Why would you ask this? It sounds like a lead-up to some kind of put down.

> It can produce things it's never seen if only you describe the constituent pieces.

It can produce things it's never seen based on lots of things that it has seen.

> Prompts are a compressed version of the image one wants to create

They emphatically are not. They are instructions to a tool on what relative importance to assign to all of the templates that it was trained on. But it doesn't understand the output image any more than it understood any of the input images. There is no context available to it in the purest sense of the word. It has no emotion to express because it doesn't have emotions in the first place.

> and these days you don't even need "prompts" per se, you can say, make a woman looking towards the viewer, now add a pearl earing, now adjust this and that etc.

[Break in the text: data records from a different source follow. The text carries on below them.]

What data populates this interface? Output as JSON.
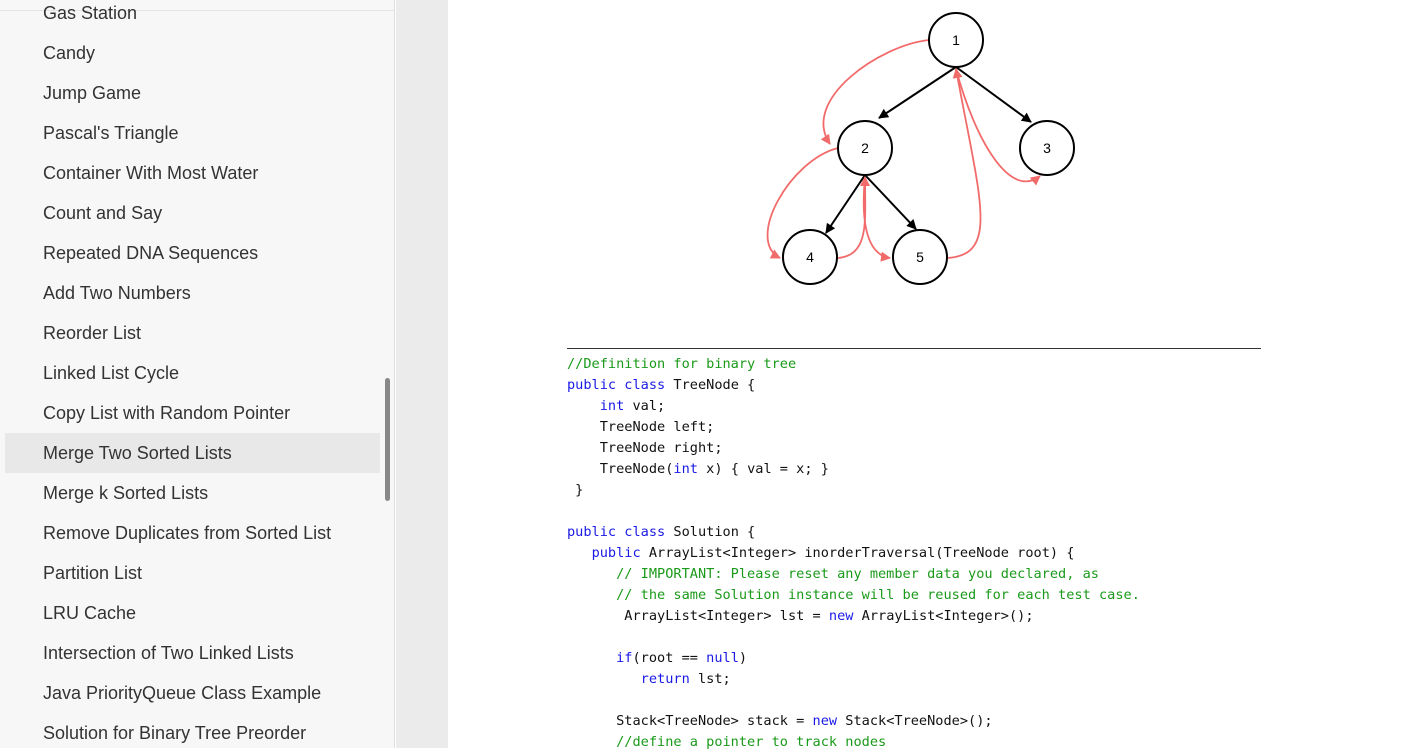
{
  "sidebar": {
    "items": [
      "Gas Station",
      "Candy",
      "Jump Game",
      "Pascal's Triangle",
      "Container With Most Water",
      "Count and Say",
      "Repeated DNA Sequences",
      "Add Two Numbers",
      "Reorder List",
      "Linked List Cycle",
      "Copy List with Random Pointer",
      "Merge Two Sorted Lists",
      "Merge k Sorted Lists",
      "Remove Duplicates from Sorted List",
      "Partition List",
      "LRU Cache",
      "Intersection of Two Linked Lists",
      "Java PriorityQueue Class Example",
      "Solution for Binary Tree Preorder"
    ],
    "active_index": 11
  },
  "tree": {
    "nodes": [
      "1",
      "2",
      "3",
      "4",
      "5"
    ],
    "edge_color": "#000000",
    "traversal_color": "#f26b6b"
  },
  "code": {
    "lines": [
      [
        [
          "c",
          "//Definition for binary tree"
        ]
      ],
      [
        [
          "k",
          "public class"
        ],
        [
          "t",
          " TreeNode {"
        ]
      ],
      [
        [
          "t",
          "    "
        ],
        [
          "k",
          "int"
        ],
        [
          "t",
          " val;"
        ]
      ],
      [
        [
          "t",
          "    TreeNode left;"
        ]
      ],
      [
        [
          "t",
          "    TreeNode right;"
        ]
      ],
      [
        [
          "t",
          "    TreeNode("
        ],
        [
          "k",
          "int"
        ],
        [
          "t",
          " x) { val = x; }"
        ]
      ],
      [
        [
          "t",
          " }"
        ]
      ],
      [
        [
          "t",
          ""
        ]
      ],
      [
        [
          "k",
          "public class"
        ],
        [
          "t",
          " Solution {"
        ]
      ],
      [
        [
          "t",
          "   "
        ],
        [
          "k",
          "public"
        ],
        [
          "t",
          " ArrayList<Integer> inorderTraversal(TreeNode root) {"
        ]
      ],
      [
        [
          "t",
          "      "
        ],
        [
          "c",
          "// IMPORTANT: Please reset any member data you declared, as"
        ]
      ],
      [
        [
          "t",
          "      "
        ],
        [
          "c",
          "// the same Solution instance will be reused for each test case."
        ]
      ],
      [
        [
          "t",
          "       ArrayList<Integer> lst = "
        ],
        [
          "k",
          "new"
        ],
        [
          "t",
          " ArrayList<Integer>();"
        ]
      ],
      [
        [
          "t",
          ""
        ]
      ],
      [
        [
          "t",
          "      "
        ],
        [
          "k",
          "if"
        ],
        [
          "t",
          "(root == "
        ],
        [
          "k",
          "null"
        ],
        [
          "t",
          ")"
        ]
      ],
      [
        [
          "t",
          "         "
        ],
        [
          "k",
          "return"
        ],
        [
          "t",
          " lst;"
        ]
      ],
      [
        [
          "t",
          ""
        ]
      ],
      [
        [
          "t",
          "      Stack<TreeNode> stack = "
        ],
        [
          "k",
          "new"
        ],
        [
          "t",
          " Stack<TreeNode>();"
        ]
      ],
      [
        [
          "t",
          "      "
        ],
        [
          "c",
          "//define a pointer to track nodes"
        ]
      ]
    ]
  }
}
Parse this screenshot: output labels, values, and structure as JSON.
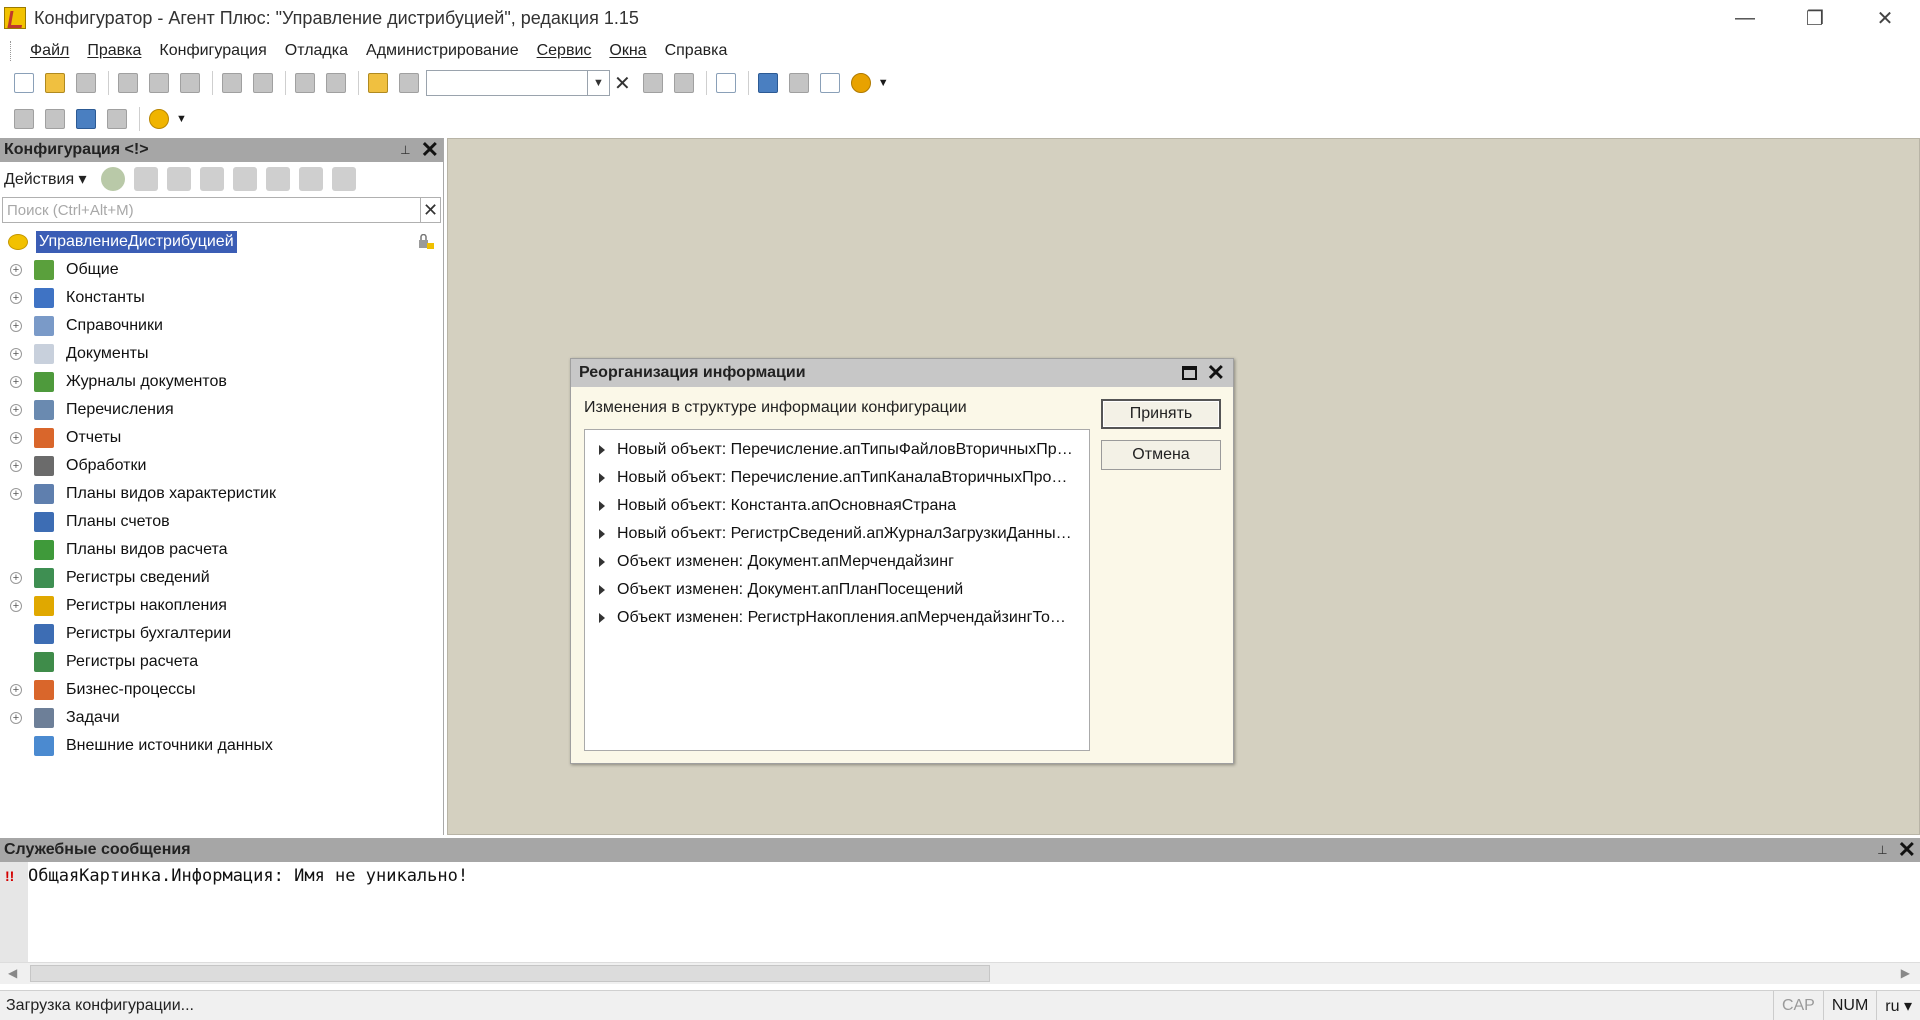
{
  "window": {
    "title": "Конфигуратор - Агент Плюс: \"Управление дистрибуцией\", редакция 1.15",
    "minimize": "—",
    "restore": "❐",
    "close": "✕"
  },
  "menu": [
    "Файл",
    "Правка",
    "Конфигурация",
    "Отладка",
    "Администрирование",
    "Сервис",
    "Окна",
    "Справка"
  ],
  "config_panel": {
    "title": "Конфигурация <!>",
    "actions_label": "Действия ▾",
    "search_placeholder": "Поиск (Ctrl+Alt+M)",
    "root": "УправлениеДистрибуцией",
    "items": [
      {
        "label": "Общие",
        "expandable": true,
        "icon": "common-icon",
        "color": "#5aa03c"
      },
      {
        "label": "Константы",
        "expandable": true,
        "icon": "constants-icon",
        "color": "#3f73c4"
      },
      {
        "label": "Справочники",
        "expandable": true,
        "icon": "catalogs-icon",
        "color": "#7a9ac8"
      },
      {
        "label": "Документы",
        "expandable": true,
        "icon": "documents-icon",
        "color": "#c8d0dc"
      },
      {
        "label": "Журналы документов",
        "expandable": true,
        "icon": "journals-icon",
        "color": "#4e9a3c"
      },
      {
        "label": "Перечисления",
        "expandable": true,
        "icon": "enums-icon",
        "color": "#6a8ab0"
      },
      {
        "label": "Отчеты",
        "expandable": true,
        "icon": "reports-icon",
        "color": "#d9662b"
      },
      {
        "label": "Обработки",
        "expandable": true,
        "icon": "processing-icon",
        "color": "#6b6b6b"
      },
      {
        "label": "Планы видов характеристик",
        "expandable": true,
        "icon": "char-plans-icon",
        "color": "#5f7fae"
      },
      {
        "label": "Планы счетов",
        "expandable": false,
        "icon": "accounts-icon",
        "color": "#3d6db4"
      },
      {
        "label": "Планы видов расчета",
        "expandable": false,
        "icon": "calc-plans-icon",
        "color": "#3f9a3a"
      },
      {
        "label": "Регистры сведений",
        "expandable": true,
        "icon": "info-registers-icon",
        "color": "#3e8f52"
      },
      {
        "label": "Регистры накопления",
        "expandable": true,
        "icon": "accum-registers-icon",
        "color": "#e0a800"
      },
      {
        "label": "Регистры бухгалтерии",
        "expandable": false,
        "icon": "accounting-registers-icon",
        "color": "#3d6db4"
      },
      {
        "label": "Регистры расчета",
        "expandable": false,
        "icon": "calc-registers-icon",
        "color": "#3f8c4a"
      },
      {
        "label": "Бизнес-процессы",
        "expandable": true,
        "icon": "bp-icon",
        "color": "#d9662b"
      },
      {
        "label": "Задачи",
        "expandable": true,
        "icon": "tasks-icon",
        "color": "#6d7f98"
      },
      {
        "label": "Внешние источники данных",
        "expandable": false,
        "icon": "ext-sources-icon",
        "color": "#4b8ad0"
      }
    ]
  },
  "dialog": {
    "title": "Реорганизация информации",
    "caption": "Изменения в структуре информации конфигурации",
    "items": [
      "Новый объект: Перечисление.апТипыФайловВторичныхПр…",
      "Новый объект: Перечисление.апТипКаналаВторичныхПро…",
      "Новый объект: Константа.апОсновнаяСтрана",
      "Новый объект: РегистрСведений.апЖурналЗагрузкиДанны…",
      "Объект изменен: Документ.апМерчендайзинг",
      "Объект изменен: Документ.апПланПосещений",
      "Объект изменен: РегистрНакопления.апМерчендайзингТо…"
    ],
    "accept": "Принять",
    "cancel": "Отмена"
  },
  "messages": {
    "title": "Служебные сообщения",
    "mark": "!!",
    "lines": [
      "ОбщаяКартинка.Информация: Имя не уникально!"
    ]
  },
  "status": {
    "text": "Загрузка конфигурации...",
    "cap": "CAP",
    "num": "NUM",
    "lang": "ru ▾"
  }
}
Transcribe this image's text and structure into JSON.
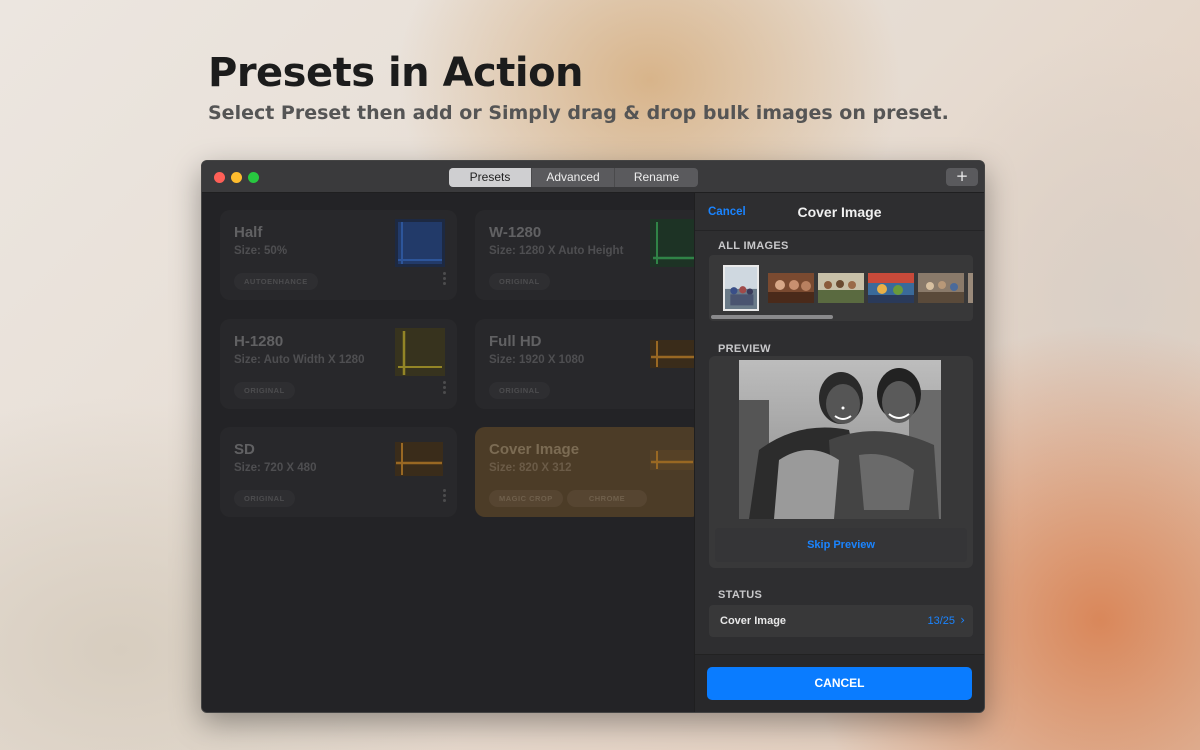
{
  "headline": {
    "title": "Presets in Action",
    "subtitle": "Select Preset then add or Simply drag & drop bulk images on preset."
  },
  "window": {
    "tabs": [
      {
        "label": "Presets",
        "active": true
      },
      {
        "label": "Advanced",
        "active": false
      },
      {
        "label": "Rename",
        "active": false
      }
    ],
    "add_label": "+"
  },
  "presets": [
    {
      "name": "Half",
      "size": "Size: 50%",
      "tags": [
        "AUTOENHANCE"
      ],
      "icon": "scale-half-icon",
      "color": "#2f6fd6"
    },
    {
      "name": "W-1280",
      "size": "Size: 1280 X Auto Height",
      "tags": [
        "ORIGINAL"
      ],
      "icon": "width-fixed-icon",
      "color": "#3aa55a"
    },
    {
      "name": "H-1280",
      "size": "Size: Auto Width X 1280",
      "tags": [
        "ORIGINAL"
      ],
      "icon": "height-fixed-icon",
      "color": "#c9b22e"
    },
    {
      "name": "Full HD",
      "size": "Size: 1920 X 1080",
      "tags": [
        "ORIGINAL"
      ],
      "icon": "crop-icon",
      "color": "#d48a1e"
    },
    {
      "name": "SD",
      "size": "Size: 720 X 480",
      "tags": [
        "ORIGINAL"
      ],
      "icon": "crop-icon",
      "color": "#d48a1e"
    },
    {
      "name": "Cover Image",
      "size": "Size: 820 X 312",
      "tags": [
        "MAGIC CROP",
        "CHROME"
      ],
      "icon": "crop-icon",
      "color": "#d48a1e",
      "selected": true
    }
  ],
  "panel": {
    "cancel_link": "Cancel",
    "title": "Cover Image",
    "all_images_label": "ALL IMAGES",
    "preview_label": "PREVIEW",
    "skip_preview": "Skip Preview",
    "status_label": "STATUS",
    "status_name": "Cover Image",
    "status_count": "13/25",
    "cancel_button": "CANCEL"
  },
  "colors": {
    "accent": "#0a7cff",
    "link": "#1a84ff"
  }
}
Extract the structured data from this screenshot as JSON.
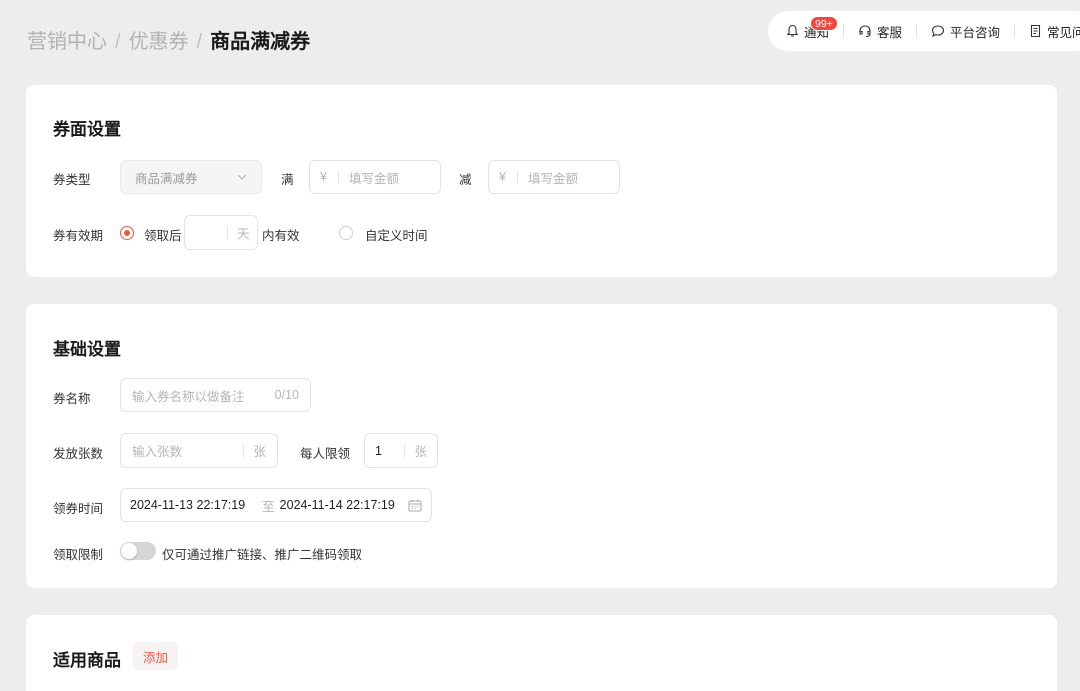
{
  "breadcrumb": {
    "items": [
      "营销中心",
      "优惠券"
    ],
    "current": "商品满减券",
    "separator": "/"
  },
  "topbar": {
    "notify_label": "通知",
    "notify_badge": "99+",
    "service_label": "客服",
    "consult_label": "平台咨询",
    "faq_label": "常见问题"
  },
  "coupon_face": {
    "title": "券面设置",
    "type_label": "券类型",
    "type_value": "商品满减券",
    "full_label": "满",
    "reduce_label": "减",
    "currency": "¥",
    "amount_placeholder": "填写金额",
    "validity_label": "券有效期",
    "option_after_claim": "领取后",
    "day_unit": "天",
    "within_valid": "内有效",
    "option_custom": "自定义时间",
    "selected_option": "领取后"
  },
  "basic": {
    "title": "基础设置",
    "name_label": "券名称",
    "name_placeholder": "输入券名称以做备注",
    "name_counter": "0/10",
    "count_label": "发放张数",
    "count_placeholder": "输入张数",
    "count_unit": "张",
    "limit_label": "每人限领",
    "limit_value": "1",
    "limit_unit": "张",
    "time_label": "领券时间",
    "time_start": "2024-11-13 22:17:19",
    "time_to": "至",
    "time_end": "2024-11-14 22:17:19",
    "restrict_label": "领取限制",
    "restrict_text": "仅可通过推广链接、推广二维码领取",
    "restrict_on": false
  },
  "products": {
    "title": "适用商品",
    "add_label": "添加"
  },
  "colors": {
    "accent": "#f0563f",
    "badge": "#f0473f",
    "background": "#ededed"
  }
}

That's just a different path to building up the same prompt. It doesn't suddenly cause the AI to use red for a dress because it thinks it is a nice counterpoint to a flower in a different part of the image because it does not think at all.

I think you're reading too much into my comment. It's not a put down, I'm genuinely asking because it seems many people still think anyone serious about AI just types prompts into Midjourney, but it's become a lot more complex than that, akin to electronic music production; producers haven't played every single note with a physical instrument their synths synthesize yet their arrangement of the notes is what makes them a producer, and so too with AI workflows such as those seen in ComfyUI. If one is not familiar then they might not understand where the field is today.

Regarding prompts, I never said a computer "understands" or is "emotional" about an image, I don't think anyone actually thinks that, on either side of the debate so not sure why you're bringing that up. By "compressed" I just meant in the information theory way, in that if you have a specific series of words, and a given temperature and other settings for a given model, it will deterministically produce the same image, hence the set of those attributes can be thought of as a compressed representation of that image. I made no claims about it thinking whatsoever.

> It can produce things it's never seen based on lots of things that it has seen.

Yes, just like humans, as I had said in my initial comment about the same old arguments being said since 2021 when Stable Diffusion came out. But again that's tiresome so let's not repeat that here too.